Other types of Obsessive-Compulsive and Related Disorders include:

These are all broadly classified as anxiety disorders with characteristics of obsessive-compulsive behaviors though exhibit different symptoms to OCD itself.

Paranoid
Paranoid individuals may have fears that bad will come to them if they do not take action

Cannabidiol is a uber-popular alternative to prescription drugs for those with anxiety and OCD, but the research on its effectiveness is in a nascent phase.

The etiology of OCD disorder

There is a common myth that everyone is a little bit OCD or has obsessive-compulsive tendencies. While many people occasionally experience random inclinations to do things in a particular way or have small, quirky habits they create, those with OCD are not able to move past these patterns.

When random thoughts or routines become stuck in someone’s head to the point of anxiety, that is OCD. Research findings have indicated that the brains of people with OCD function differently and that there may be communication errors in various parts of the brain.

While such neurological accounts have been discovered as contributing to the cause of OCD, current research has not been able to definitively point to a specific cause or causes of OCD.

It’s likely that a wide range of factors contributes to OCD including:

  • Neurological Factors
  • Genetic Factors
  • Behavioural Factors
  • Cognitive Factors
  • Environmental Factors

Some researchers and learning theorists suggest that compulsions are learned responses which help individuals reduce or prevent the anxiety which accompanies their obsessions or uncontrolled urges.

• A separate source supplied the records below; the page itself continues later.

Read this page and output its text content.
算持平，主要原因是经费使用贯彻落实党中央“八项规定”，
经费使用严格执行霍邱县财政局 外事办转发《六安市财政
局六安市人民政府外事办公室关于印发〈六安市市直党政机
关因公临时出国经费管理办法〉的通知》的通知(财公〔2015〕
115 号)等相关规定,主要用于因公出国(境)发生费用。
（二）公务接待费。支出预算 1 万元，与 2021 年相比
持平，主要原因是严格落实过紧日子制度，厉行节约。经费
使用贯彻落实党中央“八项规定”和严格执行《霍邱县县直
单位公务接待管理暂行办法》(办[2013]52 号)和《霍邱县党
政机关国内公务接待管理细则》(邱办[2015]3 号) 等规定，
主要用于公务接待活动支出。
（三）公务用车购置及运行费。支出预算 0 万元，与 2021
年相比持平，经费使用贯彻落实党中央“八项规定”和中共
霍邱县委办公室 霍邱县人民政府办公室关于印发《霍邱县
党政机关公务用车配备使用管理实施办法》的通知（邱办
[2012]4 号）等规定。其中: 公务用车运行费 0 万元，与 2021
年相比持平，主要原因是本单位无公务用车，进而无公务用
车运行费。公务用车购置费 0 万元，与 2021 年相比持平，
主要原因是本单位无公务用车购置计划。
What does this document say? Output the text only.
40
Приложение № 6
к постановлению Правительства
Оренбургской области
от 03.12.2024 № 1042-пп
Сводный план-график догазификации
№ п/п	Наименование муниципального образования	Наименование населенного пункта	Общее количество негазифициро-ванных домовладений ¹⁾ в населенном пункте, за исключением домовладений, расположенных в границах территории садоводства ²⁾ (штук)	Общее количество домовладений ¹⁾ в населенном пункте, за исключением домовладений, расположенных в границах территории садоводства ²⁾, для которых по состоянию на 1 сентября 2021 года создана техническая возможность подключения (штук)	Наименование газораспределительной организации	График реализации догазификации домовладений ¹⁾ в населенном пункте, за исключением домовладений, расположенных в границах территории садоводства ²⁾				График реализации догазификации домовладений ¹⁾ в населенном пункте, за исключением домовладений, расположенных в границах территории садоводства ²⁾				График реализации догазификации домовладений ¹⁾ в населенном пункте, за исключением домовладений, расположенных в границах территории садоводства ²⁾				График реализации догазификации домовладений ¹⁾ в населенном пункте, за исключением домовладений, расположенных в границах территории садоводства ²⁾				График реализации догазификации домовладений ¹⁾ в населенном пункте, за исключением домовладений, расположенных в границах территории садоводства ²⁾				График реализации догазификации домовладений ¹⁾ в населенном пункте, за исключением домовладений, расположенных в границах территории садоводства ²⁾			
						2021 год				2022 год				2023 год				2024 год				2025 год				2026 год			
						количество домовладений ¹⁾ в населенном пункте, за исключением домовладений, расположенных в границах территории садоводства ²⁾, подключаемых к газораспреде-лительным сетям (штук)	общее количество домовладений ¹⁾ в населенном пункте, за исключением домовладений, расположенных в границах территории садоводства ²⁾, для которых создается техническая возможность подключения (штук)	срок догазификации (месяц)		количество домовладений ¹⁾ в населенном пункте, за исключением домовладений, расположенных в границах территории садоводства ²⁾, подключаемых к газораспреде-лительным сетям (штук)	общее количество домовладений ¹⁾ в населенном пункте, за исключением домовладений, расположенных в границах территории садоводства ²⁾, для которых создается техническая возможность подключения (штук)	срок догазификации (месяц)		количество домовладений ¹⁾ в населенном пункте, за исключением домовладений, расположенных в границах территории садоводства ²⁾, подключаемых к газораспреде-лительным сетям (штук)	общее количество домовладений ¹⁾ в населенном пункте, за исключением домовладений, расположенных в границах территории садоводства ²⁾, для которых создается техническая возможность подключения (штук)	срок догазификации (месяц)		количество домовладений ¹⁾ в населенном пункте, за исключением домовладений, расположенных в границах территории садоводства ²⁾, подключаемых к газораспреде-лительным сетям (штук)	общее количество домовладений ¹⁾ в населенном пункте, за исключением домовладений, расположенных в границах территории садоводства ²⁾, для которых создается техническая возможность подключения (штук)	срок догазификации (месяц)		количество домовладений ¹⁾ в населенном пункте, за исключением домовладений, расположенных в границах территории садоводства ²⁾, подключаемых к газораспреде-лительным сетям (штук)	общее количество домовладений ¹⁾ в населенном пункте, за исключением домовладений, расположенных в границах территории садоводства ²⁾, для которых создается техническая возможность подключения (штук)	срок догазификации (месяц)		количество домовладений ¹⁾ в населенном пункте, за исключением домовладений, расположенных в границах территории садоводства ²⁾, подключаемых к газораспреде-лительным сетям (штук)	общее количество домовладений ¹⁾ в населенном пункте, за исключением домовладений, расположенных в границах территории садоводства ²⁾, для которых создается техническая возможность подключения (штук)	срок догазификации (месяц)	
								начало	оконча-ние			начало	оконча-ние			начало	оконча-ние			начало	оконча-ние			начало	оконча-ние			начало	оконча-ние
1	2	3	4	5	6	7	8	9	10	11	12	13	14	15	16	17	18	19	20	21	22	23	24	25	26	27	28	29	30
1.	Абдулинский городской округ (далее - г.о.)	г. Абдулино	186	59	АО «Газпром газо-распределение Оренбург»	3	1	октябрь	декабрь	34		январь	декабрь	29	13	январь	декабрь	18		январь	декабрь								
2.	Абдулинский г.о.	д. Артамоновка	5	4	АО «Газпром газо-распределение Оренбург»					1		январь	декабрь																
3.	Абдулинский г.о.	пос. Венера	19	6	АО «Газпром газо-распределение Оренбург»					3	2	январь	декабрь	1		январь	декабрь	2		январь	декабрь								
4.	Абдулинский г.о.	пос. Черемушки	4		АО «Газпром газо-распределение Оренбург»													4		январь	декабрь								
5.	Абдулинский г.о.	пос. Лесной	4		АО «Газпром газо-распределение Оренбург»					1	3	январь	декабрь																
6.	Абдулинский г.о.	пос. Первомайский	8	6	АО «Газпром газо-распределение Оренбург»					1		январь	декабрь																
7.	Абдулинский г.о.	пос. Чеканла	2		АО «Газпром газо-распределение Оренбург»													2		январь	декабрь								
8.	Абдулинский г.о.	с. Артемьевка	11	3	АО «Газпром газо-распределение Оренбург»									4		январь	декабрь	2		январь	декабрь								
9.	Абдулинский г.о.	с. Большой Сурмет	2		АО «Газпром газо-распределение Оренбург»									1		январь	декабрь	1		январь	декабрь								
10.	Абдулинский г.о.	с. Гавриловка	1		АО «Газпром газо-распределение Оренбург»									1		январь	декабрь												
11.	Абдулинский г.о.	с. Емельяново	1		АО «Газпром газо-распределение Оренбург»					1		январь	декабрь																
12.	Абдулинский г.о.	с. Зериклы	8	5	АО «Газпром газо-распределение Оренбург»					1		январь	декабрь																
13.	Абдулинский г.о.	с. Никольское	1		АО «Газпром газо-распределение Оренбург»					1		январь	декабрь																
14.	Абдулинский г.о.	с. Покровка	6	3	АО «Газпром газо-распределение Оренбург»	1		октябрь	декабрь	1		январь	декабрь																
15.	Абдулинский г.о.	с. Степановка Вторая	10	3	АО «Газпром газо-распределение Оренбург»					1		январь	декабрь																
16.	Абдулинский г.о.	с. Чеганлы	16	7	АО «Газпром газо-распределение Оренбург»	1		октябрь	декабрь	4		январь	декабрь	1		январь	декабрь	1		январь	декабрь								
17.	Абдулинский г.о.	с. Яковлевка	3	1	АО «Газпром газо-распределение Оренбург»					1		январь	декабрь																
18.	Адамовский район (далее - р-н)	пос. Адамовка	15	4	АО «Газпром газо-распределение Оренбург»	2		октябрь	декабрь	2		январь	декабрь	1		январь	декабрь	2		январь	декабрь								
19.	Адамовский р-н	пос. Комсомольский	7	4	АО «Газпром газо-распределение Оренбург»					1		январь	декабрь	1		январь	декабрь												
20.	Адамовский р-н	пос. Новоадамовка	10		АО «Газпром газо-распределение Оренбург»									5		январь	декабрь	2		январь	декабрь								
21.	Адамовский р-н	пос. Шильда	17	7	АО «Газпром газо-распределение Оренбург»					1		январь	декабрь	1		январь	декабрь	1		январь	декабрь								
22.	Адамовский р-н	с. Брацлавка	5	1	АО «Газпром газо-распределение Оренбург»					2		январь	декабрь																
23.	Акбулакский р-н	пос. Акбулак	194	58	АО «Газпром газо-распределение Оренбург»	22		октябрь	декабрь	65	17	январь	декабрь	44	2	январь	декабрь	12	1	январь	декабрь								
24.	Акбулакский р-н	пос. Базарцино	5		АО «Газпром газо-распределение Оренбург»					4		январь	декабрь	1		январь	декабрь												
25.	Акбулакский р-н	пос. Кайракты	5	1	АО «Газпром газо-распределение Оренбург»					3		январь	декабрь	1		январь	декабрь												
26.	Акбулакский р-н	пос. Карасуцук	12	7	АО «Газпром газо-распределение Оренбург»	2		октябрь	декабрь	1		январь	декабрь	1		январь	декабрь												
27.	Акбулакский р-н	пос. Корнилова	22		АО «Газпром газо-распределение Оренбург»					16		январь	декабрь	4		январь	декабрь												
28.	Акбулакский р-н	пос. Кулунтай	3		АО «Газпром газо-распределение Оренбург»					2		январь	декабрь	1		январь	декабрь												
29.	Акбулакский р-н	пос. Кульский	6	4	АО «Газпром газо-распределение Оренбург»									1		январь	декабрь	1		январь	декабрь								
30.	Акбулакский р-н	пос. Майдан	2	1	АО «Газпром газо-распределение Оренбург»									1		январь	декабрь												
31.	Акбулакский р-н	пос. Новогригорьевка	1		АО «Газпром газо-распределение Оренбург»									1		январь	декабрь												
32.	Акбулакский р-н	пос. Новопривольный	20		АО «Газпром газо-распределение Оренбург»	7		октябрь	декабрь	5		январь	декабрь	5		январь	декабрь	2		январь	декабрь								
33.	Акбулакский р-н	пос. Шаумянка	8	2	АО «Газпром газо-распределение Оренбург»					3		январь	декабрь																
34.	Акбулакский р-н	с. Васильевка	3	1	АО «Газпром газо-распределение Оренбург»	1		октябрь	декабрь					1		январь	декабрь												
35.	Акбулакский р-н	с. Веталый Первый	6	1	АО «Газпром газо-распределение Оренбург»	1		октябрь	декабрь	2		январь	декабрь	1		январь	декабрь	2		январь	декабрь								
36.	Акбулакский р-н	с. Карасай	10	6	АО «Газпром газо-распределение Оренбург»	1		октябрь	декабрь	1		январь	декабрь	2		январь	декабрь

While there has not yet been a definitive cause identified for OCD, it is likely that there’s a delicate interplay of the above factors which are responsible for the appearance and maintenance of OCD.

In any case, OCD is recognized as a disorder which can severely impact the lives of those affected, and if severe enough qualifies for government disability benefits. If you suffer from OCD at this level and it’s impacting your work, be sure to research available options that can make life less stressful.